An essential adjunct to the carbide lamp is the "pig" for carrying carbide, consisting of a length of (ideally Land-Rover) inner-tube, which can be sealed up each end with further loops of inner tube twisted over. A further loop is used to divide the pig in the middle so that spend carbide can be carried out of the cave in one half, with fresh carbide in the other. Alternatively a 2nd pig can be taken to carry the dregs out which simplifies things and avoids risk of dampness contaminating the fresh carbide.

It shouldn't need to be stated here, but carbide dregs (Ca(OH)2) should always be carried out of the cave and not dumped. As well as being unsightly, it is toxic to cave life, smelly, and generally unpleasant and unnecessary. Sadly in less enlightened times, carbide got a bad reputation due to irresponsible people dumping it in caves, and hence is banned from many systems. A trip to any of the classic European systems will show the worst excesses of dumping, with quite literally tonnes of carbide dumped in the Berger for example.

Even for expedition caving, various long-duration LED-based lamps are taking over, though they do not give anywhere near as good a light as an expedition carbide, nor provide the warmth much less the companionship if a hissing lamp. However they do require far less faff and are more reliable.
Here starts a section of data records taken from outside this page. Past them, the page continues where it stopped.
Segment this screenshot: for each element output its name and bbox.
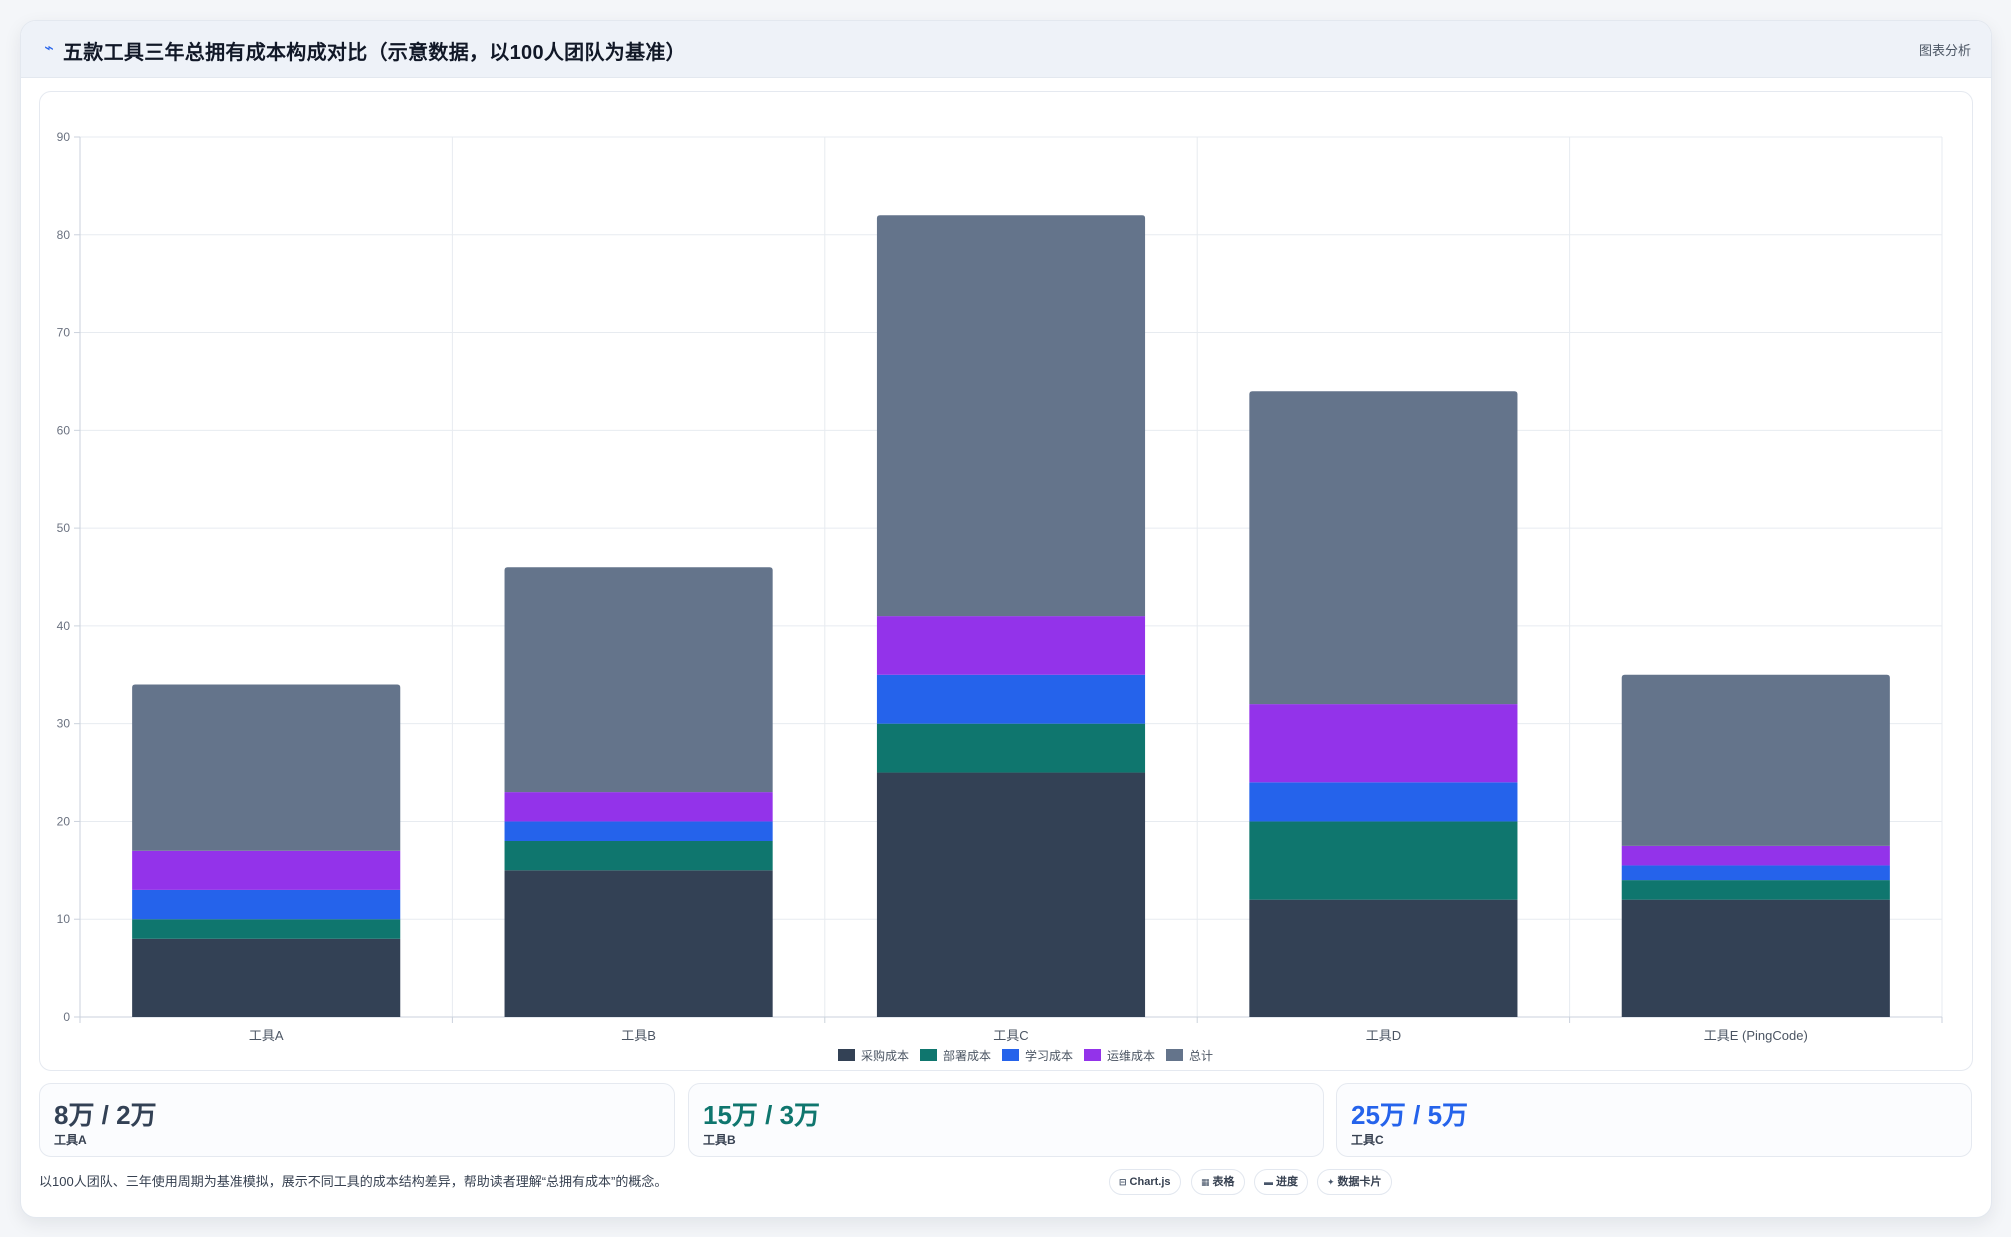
stat-card-tool-c: 25万 / 5万 工具C [1336, 1083, 1972, 1157]
bar-segment [1621, 674, 1890, 846]
bar-segment [132, 919, 401, 939]
chip-label: Chart.js [1129, 1176, 1171, 1188]
y-tick-label: 40 [57, 619, 71, 633]
stat-value: 15万 / 3万 [703, 1100, 821, 1130]
stat-label: 工具B [703, 1133, 736, 1147]
bar-segment [1249, 391, 1518, 705]
chip-table[interactable]: ▦ 表格 [1191, 1169, 1245, 1195]
legend-label: 总计 [1189, 1049, 1213, 1063]
bar-segment [876, 674, 1146, 724]
legend-swatch [1084, 1049, 1101, 1061]
x-tick-label: 工具A [249, 1028, 284, 1043]
stat-card-tool-b: 15万 / 3万 工具B [688, 1083, 1324, 1157]
chip-data-card[interactable]: ✦ 数据卡片 [1317, 1169, 1392, 1195]
x-tick-label: 工具D [1366, 1028, 1401, 1043]
chip-label: 表格 [1212, 1176, 1235, 1188]
card-header: ⌁ 五款工具三年总拥有成本构成对比（示意数据，以100人团队为基准） 图表分析 [21, 21, 1991, 78]
bar-segment [132, 850, 401, 890]
x-tick-label: 工具B [621, 1028, 656, 1043]
bar-segment [504, 821, 773, 841]
legend-label: 运维成本 [1107, 1049, 1155, 1063]
y-tick-label: 30 [57, 717, 71, 731]
bar-segment [504, 870, 773, 1017]
y-tick-label: 50 [57, 521, 71, 535]
bar-segment [504, 567, 773, 793]
legend-swatch [838, 1049, 855, 1061]
bar-segment [1249, 821, 1518, 900]
chip-label: 数据卡片 [1337, 1176, 1382, 1188]
y-tick-label: 60 [57, 423, 71, 437]
bar-segment [504, 792, 773, 822]
legend-label: 部署成本 [943, 1048, 991, 1063]
y-tick-label: 20 [57, 814, 71, 828]
footer-note: 以100人团队、三年使用周期为基准模拟，展示不同工具的成本结构差异，帮助读者理解… [39, 1174, 668, 1189]
bar-segment [132, 938, 401, 1017]
y-tick-label: 90 [57, 130, 71, 144]
stat-value: 8万 / 2万 [54, 1100, 157, 1130]
stat-label: 工具C [1351, 1133, 1384, 1147]
bar-segment [1621, 865, 1890, 881]
table-icon: ▦ [1201, 1177, 1210, 1187]
legend-swatch [1002, 1049, 1019, 1061]
chip-chartjs[interactable]: ⊟ Chart.js [1109, 1169, 1181, 1195]
chart-title: 五款工具三年总拥有成本构成对比（示意数据，以100人团队为基准） [63, 42, 686, 64]
bar-segment [132, 684, 401, 851]
chart-icon: ⊟ [1119, 1177, 1127, 1187]
bar-segment [876, 215, 1146, 617]
sparkle-icon: ✦ [1327, 1177, 1335, 1187]
x-tick-label: 工具E (PingCode) [1704, 1028, 1808, 1043]
chart-card: ⌁ 五款工具三年总拥有成本构成对比（示意数据，以100人团队为基准） 图表分析 … [20, 20, 1992, 1218]
stat-cards: 8万 / 2万 工具A 15万 / 3万 工具B 25万 / 5万 工具C [39, 1083, 1972, 1157]
legend-swatch [920, 1049, 937, 1061]
y-tick-label: 10 [57, 912, 71, 926]
bar-segment [1621, 845, 1890, 866]
chart-analysis-tag[interactable]: 图表分析 [1918, 43, 1971, 58]
x-tick-label: 工具C [993, 1028, 1028, 1043]
chart-panel: 0 10 20 30 40 50 60 70 80 90 工具A 工具B 工具C 工具D 工具E (Ping… [39, 91, 1973, 1071]
bar-segment [876, 772, 1146, 1017]
bar-segment [876, 723, 1146, 773]
bar-segment [1249, 782, 1518, 822]
stat-label: 工具A [54, 1133, 87, 1147]
bar-segment [1621, 899, 1890, 1017]
chip-label: 进度 [1276, 1176, 1298, 1188]
bar-segment [1249, 899, 1518, 1017]
legend-label: 采购成本 [861, 1048, 909, 1063]
y-tick-label: 80 [57, 228, 71, 242]
bar-segment [876, 616, 1146, 675]
y-tick-label: 70 [57, 326, 71, 340]
trend-line-icon: ⌁ [44, 40, 54, 57]
progress-icon: ▬ [1264, 1177, 1273, 1187]
legend-swatch [1166, 1049, 1183, 1061]
chip-progress[interactable]: ▬ 进度 [1254, 1169, 1308, 1195]
stat-value: 25万 / 5万 [1351, 1100, 1469, 1130]
legend-label: 学习成本 [1025, 1048, 1073, 1063]
bar-segment [1249, 704, 1518, 783]
y-tick-label: 0 [63, 1010, 70, 1024]
stacked-bar-chart: 0 10 20 30 40 50 60 70 80 90 工具A 工具B 工具C 工具D 工具E (Ping… [57, 130, 1943, 1063]
bar-segment [1621, 880, 1890, 900]
bar-segment [504, 841, 773, 871]
stat-card-tool-a: 8万 / 2万 工具A [39, 1083, 675, 1157]
bar-segment [132, 889, 401, 920]
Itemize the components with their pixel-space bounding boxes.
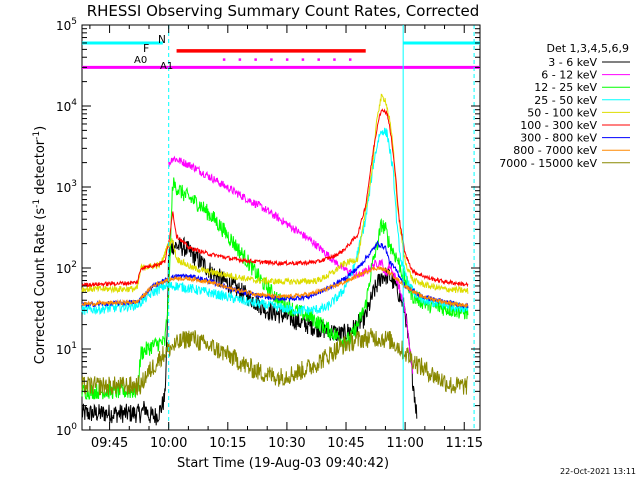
- series-line-3: [81, 127, 469, 316]
- x-tick-label: 09:45: [91, 436, 128, 451]
- attenuator-state-marker: [301, 58, 305, 61]
- generation-timestamp: 22-Oct-2021 13:11: [560, 467, 636, 476]
- series-line-5: [81, 108, 469, 288]
- attenuator-a1-label: A1: [160, 61, 173, 72]
- legend-label-4: 50 - 100 keV: [527, 106, 597, 119]
- attenuator-state-marker: [333, 58, 336, 61]
- y-tick-label: 103: [56, 179, 77, 195]
- attenuator-state-marker: [238, 58, 242, 61]
- legend-label-8: 7000 - 15000 keV: [499, 157, 597, 170]
- chart-title: RHESSI Observing Summary Count Rates, Co…: [87, 2, 480, 20]
- night-label: N: [158, 34, 166, 46]
- series-line-0: [81, 236, 418, 426]
- attenuator-state-marker: [317, 58, 320, 61]
- attenuator-state-marker: [254, 58, 257, 61]
- flare-label: F: [143, 42, 149, 55]
- legend-label-3: 25 - 50 keV: [534, 94, 597, 107]
- x-tick-label: 11:00: [386, 436, 423, 451]
- y-tick-label: 104: [56, 98, 77, 114]
- legend-label-0: 3 - 6 keV: [548, 56, 597, 69]
- series-layer: [81, 93, 469, 426]
- y-axis-label: Corrected Count Rate (s-1 detector-1): [32, 126, 48, 364]
- legend-label-6: 300 - 800 keV: [520, 132, 597, 145]
- y-tick-label: 102: [56, 260, 77, 276]
- attenuator-state-marker: [222, 58, 226, 61]
- axes: 09:45 10:00 10:15 10:30 10:45 11:00 11:15 100 10…: [56, 17, 483, 451]
- x-tick-label: 10:15: [209, 436, 246, 451]
- plot-frame: [81, 24, 481, 431]
- x-tick-label: 10:00: [150, 436, 187, 451]
- plot-border: [81, 24, 481, 431]
- x-tick-label: 10:30: [268, 436, 305, 451]
- legend-label-2: 12 - 25 keV: [534, 81, 597, 94]
- time-markers: [168, 25, 475, 430]
- y-tick-label: 105: [56, 17, 77, 33]
- x-tick-label: 10:45: [327, 436, 364, 451]
- x-axis-label: Start Time (19-Aug-03 09:40:42): [177, 456, 389, 471]
- legend-label-5: 100 - 300 keV: [520, 119, 597, 132]
- attenuator-state-marker: [270, 58, 273, 61]
- status-flags: [82, 41, 480, 69]
- y-tick-label: 101: [56, 341, 77, 357]
- x-tick-label: 11:15: [446, 436, 483, 451]
- attenuator-state-marker: [348, 58, 352, 61]
- legend-label-1: 6 - 12 keV: [541, 69, 597, 82]
- y-tick-label: 100: [56, 422, 77, 438]
- legend-title: Det 1,3,4,5,6,9: [546, 42, 629, 55]
- legend-label-7: 800 - 7000 keV: [513, 144, 597, 157]
- attenuator-state-marker: [285, 58, 289, 61]
- attenuator-a0-label: A0: [134, 55, 147, 66]
- series-line-1: [168, 155, 414, 374]
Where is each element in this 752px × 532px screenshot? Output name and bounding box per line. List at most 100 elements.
Sufficient spare (dry-cell or rechargeable) batteries can be carried to give enough duration for any conceivable trip with far less weight and hassle than the equivalent amount of carbide

Recently, calcium carbide has become rather more difficult to get, and is possibly not even being manufactured any longer (at least in any quantity). The demand for carbide was no doubt from some obscure industrial process rather than for caving or mining use in any case. Perhaps the era of caving with an acetylene lamps is coming to a close, once remaining stashes in people's sheds have all been used up. It will be much missed, especially once the faff factor has faded from memory.